Personalisierte Krebsmedizin heisst jedoch nicht nur, die Therapie präziser an Tumore anzupassen. Es geht auch darum, die Therapie an die Patienten anzupassen, die unterschiedlich auf Medikamente reagieren.
Die Charles Rodolphe Brupbacher Stiftung unterstützt die Krebsforschung.
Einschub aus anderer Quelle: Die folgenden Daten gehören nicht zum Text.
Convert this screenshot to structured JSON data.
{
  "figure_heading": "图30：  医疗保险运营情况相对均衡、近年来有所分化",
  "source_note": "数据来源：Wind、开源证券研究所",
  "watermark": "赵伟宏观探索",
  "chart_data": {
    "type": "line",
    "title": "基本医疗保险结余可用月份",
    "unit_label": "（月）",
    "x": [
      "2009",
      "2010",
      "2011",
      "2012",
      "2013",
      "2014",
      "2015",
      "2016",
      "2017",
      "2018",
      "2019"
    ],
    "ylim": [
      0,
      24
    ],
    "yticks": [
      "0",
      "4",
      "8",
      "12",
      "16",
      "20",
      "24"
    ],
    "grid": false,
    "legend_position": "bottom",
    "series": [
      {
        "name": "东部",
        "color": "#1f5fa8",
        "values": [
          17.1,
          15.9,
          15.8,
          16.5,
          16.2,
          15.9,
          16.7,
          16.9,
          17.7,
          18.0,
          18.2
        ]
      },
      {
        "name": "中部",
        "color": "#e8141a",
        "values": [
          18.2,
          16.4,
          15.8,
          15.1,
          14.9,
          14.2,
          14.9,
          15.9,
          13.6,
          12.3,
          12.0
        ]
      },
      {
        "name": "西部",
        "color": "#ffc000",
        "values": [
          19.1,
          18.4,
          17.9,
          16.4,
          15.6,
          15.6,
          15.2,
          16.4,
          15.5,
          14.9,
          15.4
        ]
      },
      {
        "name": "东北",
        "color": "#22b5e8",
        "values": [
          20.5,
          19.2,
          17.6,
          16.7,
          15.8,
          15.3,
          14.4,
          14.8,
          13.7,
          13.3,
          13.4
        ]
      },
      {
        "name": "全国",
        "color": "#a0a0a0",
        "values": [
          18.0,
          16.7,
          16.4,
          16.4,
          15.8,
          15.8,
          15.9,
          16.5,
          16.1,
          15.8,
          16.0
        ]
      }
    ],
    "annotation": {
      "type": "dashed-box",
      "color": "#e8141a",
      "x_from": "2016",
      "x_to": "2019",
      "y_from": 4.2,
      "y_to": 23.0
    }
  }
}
Seit 1993 findet alle zwei Jahre an der UZH das internationale Charles Rodolphe Brupbacher Symposium statt, dieses Jahr vom 28. bis 30. Januar 2015. Im Rahmen dieser Veranstaltung wird auch der mit je 100‘000 Franken dotierte Brupbacher-Preis an Wissenschaftler vergeben, die in der Krebsforschung herausragende Leistungen erbracht haben.
Dieses Jahr geht der Preis an Irving L. Weissman von der Stanford University für seine Arbeiten zum Verständnis von gesunden und kranken Stammzellen sowie an Joan Massagué vom Memorial Sloan Kettering Cancer Center in New York für seine Forschung über die Metastasierung. Zudem werden im Rahmen des Symposiums fünf Nachwuchsforschende je mit einem Young Investigator Award ausgezeichnet.